Dutch news in brief, Tuesday 29 September 2009
Read the roundup of today's Dutch press from Radio Netherlands.Jip and Janneke publishers not happy with Iranian translation
de Volkskrant reports Dutch children's classics, Jip and Janneke, have been translated into Persian and may be about to delight a generation of Iranian children.
However, this potentially heart-warming tale of cultural exchange is not all sweetness and light. Dutch publisher Querido is furious that the Iranian publisher has used the texts and illustrations from the Dutch books without obtaining the rights first.
The books were translated by Simin Rafati, an Iranian woman living in The Hague. She fell in love with the books while reading them to her children. "I recognised my own childhood in them," she explained to de Volkskrant.
She doesn't see the stories as typically Dutch but as "universal children's experiences ... making mischief with the cat, turning the room upside down ... these are things that all kids get up to."
The translator is criticised by the publisher as being unprofessional and naïve.
"We are amazed. There's no getting around the fact that you first have to sort out the rights before you publish something. This is not the way to go about things," said a spokesperson from the publisher.
In response, Rafiti said the publishers didn’t response after she tried to get in touch. She then decided to leave the legal side of things to the Iranian publishers.
The spat could prove embarrassing for the Dutch embassy in Tehran, which has snapped up 500 copies of the books for promotional purposes.
School's chemical clean-up wreaks havoc
"Pandemonium!" "Panic!" "Chaos!", cry the papers.
The chemistry department at a Leiden secondary school was in chaos after a jar of highly explosive picric acid was discovered.
A teaching assistant was cleaning out its cupboards when it found the leftover jar of picric acid. The emergency service was called in as the school was evacuated and rush hour traffic came to a standstill.
Picric acid is not dangerous when stored in water but is highly explosive when it dries out and crystallises.
Professor Leo Jenneskens of Utrecht University told AD: "It's extremely sensitive to shock. Even screwing off the lid is enough to cause an explosion. 150 grams is enough to blow out the classroom windows."
However, all the chaos turned out to be a false alarm, reports De Telegraaf. The jar had already been discovered and was due to be picked up and disposed of by the authorities along with other chemical waste.
Unfortunately the teaching assistant was not informed of the measures already taken and made a frantic call, causing all hell to break loose.
The paper reports nine out of 10 schools, laboratories, machines and dangerous substances are handled without taking proper safety precautions in 2008, resulting in around 15 injuries a year.
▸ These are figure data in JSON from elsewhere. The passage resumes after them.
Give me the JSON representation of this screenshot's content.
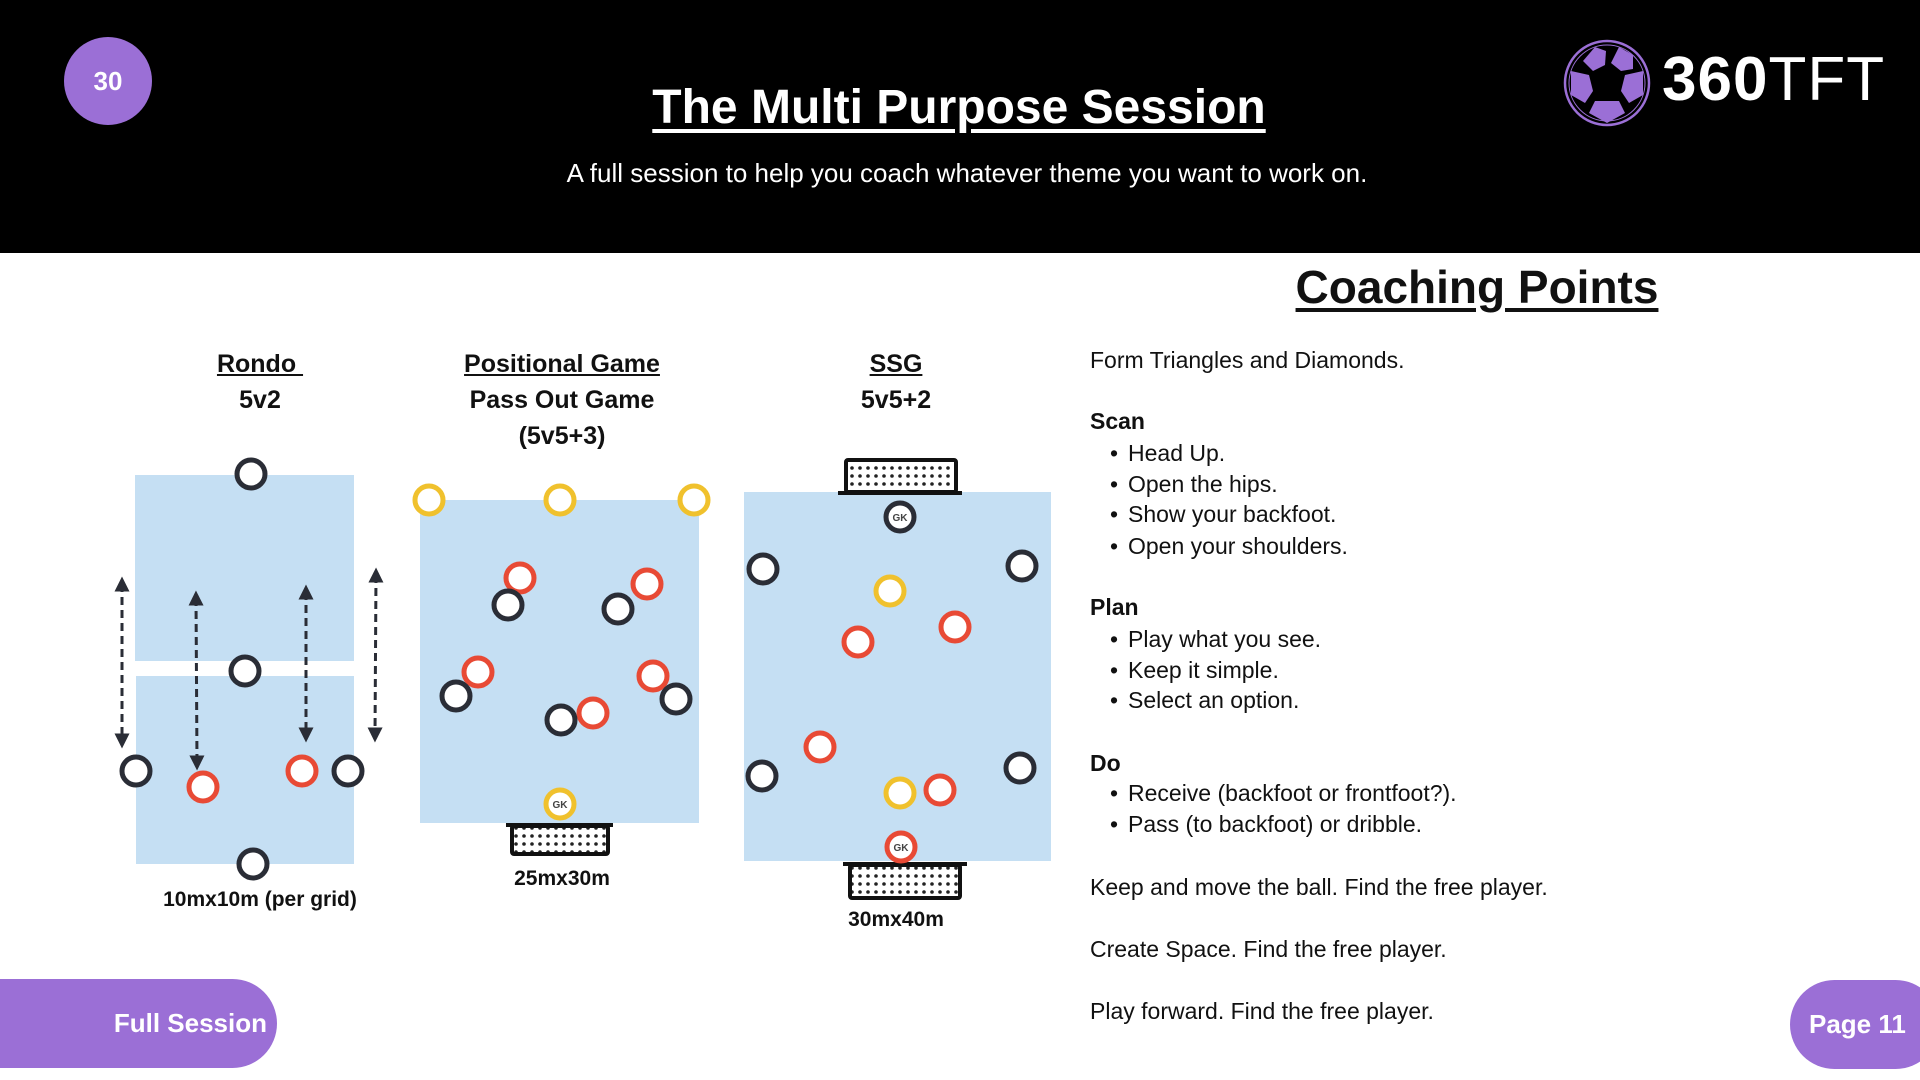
{
  "header": {
    "session_number": "30",
    "title": "The Multi Purpose Session",
    "subtitle": "A full session to help you coach whatever theme you want to work on.",
    "logo": {
      "text_bold": "360",
      "text_light": "TFT",
      "icon": "soccer-ball-icon"
    }
  },
  "colors": {
    "accent": "#9b6fd6",
    "header_bg": "#000000",
    "pitch": "#c5dff3",
    "team_dark": "#2a2d36",
    "team_red": "#e84a35",
    "neutral_yellow": "#f0c12d"
  },
  "diagrams": [
    {
      "title": "Rondo ",
      "lines": [
        "5v2"
      ],
      "size_label": "10mx10m (per grid)"
    },
    {
      "title": "Positional Game",
      "lines": [
        "Pass Out Game",
        "(5v5+3)"
      ],
      "size_label": "25mx30m"
    },
    {
      "title": "SSG",
      "lines": [
        "5v5+2"
      ],
      "size_label": "30mx40m"
    }
  ],
  "goalkeeper_label": "GK",
  "coaching_points": {
    "title": "Coaching Points",
    "intro": "Form Triangles and Diamonds.",
    "sections": [
      {
        "heading": "Scan",
        "items": [
          "Head Up.",
          "Open the hips.",
          "Show your backfoot.",
          "Open your shoulders."
        ]
      },
      {
        "heading": "Plan",
        "items": [
          "Play what you see.",
          "Keep it simple.",
          "Select an option."
        ]
      },
      {
        "heading": "Do",
        "items": [
          "Receive (backfoot or frontfoot?).",
          "Pass (to backfoot) or dribble."
        ]
      }
    ],
    "closing": [
      "Keep and move the ball. Find the free player.",
      "Create Space. Find the free player.",
      "Play forward. Find the free player."
    ]
  },
  "footer": {
    "left_label": "Full Session",
    "page_label": "Page 11"
  }
}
Eastern European immigration report slammed
A number of papers report that the influx of Eastern European workers to the Netherlands has stagnated. Trouw talks to Henk van Houtum of the Nijmegen Centre for Border Research who takes a critical look at the figures.
"They don't say much," was his conclusion. "It's a snapshot. A very normal pattern. It's in the nature of labour migration to fluctuate."
Van Houtum expected the migration of workers in the European Union to wax and wane over the years.
He expressed concern about the political effect that announcing such figures can have. "In the present climate, simply publishing these kinds of figures without any real reason can only lead to unproductive protectionism and undesirable nationalism."
He pointed out that labour migration only represents 2 to 3 percent of all migration but attracts a disproportionate amount of political attention.
"Since the outbreak of the economic crisis, the government only seems to be functioning as a gatekeeper for the national community ... How much are people worth and how much do they bring in? The government is acting like a people broker."
Gordon Brown: dead man walking?
While Dutch papers were dominated Monday by a triumphant Angela Merkel, today's papers dwell on the contrasting fate of another European leader.
nrc-next's front page puts it: "The tragedy of Gordon Brown ... the lamentable end of prime minister Brown and his Labour Party at the annual conference in Brighton."
De Telegraaf reports that Brown is "fighting for his political life" amid rumours that he suffering from illness and depression and in the face of opinion polls which state that 48 percent of Britons think "literally anyone" would make a better prime minister.
As Britain's prime minister gears up to address the Labour Party conference Tuesday, he can at least take comfort from nrc-next's observation that "he needn't fear a dagger in the back", since after two unsuccessful attempts at dethronement "the mutineers are unlikely to strike again anytime soon".
But with one MP dismissing him as "a dead man walking" and his government described as "seemingly rudderless and adrift", the paper is convinced that his downfall is only a matter of time.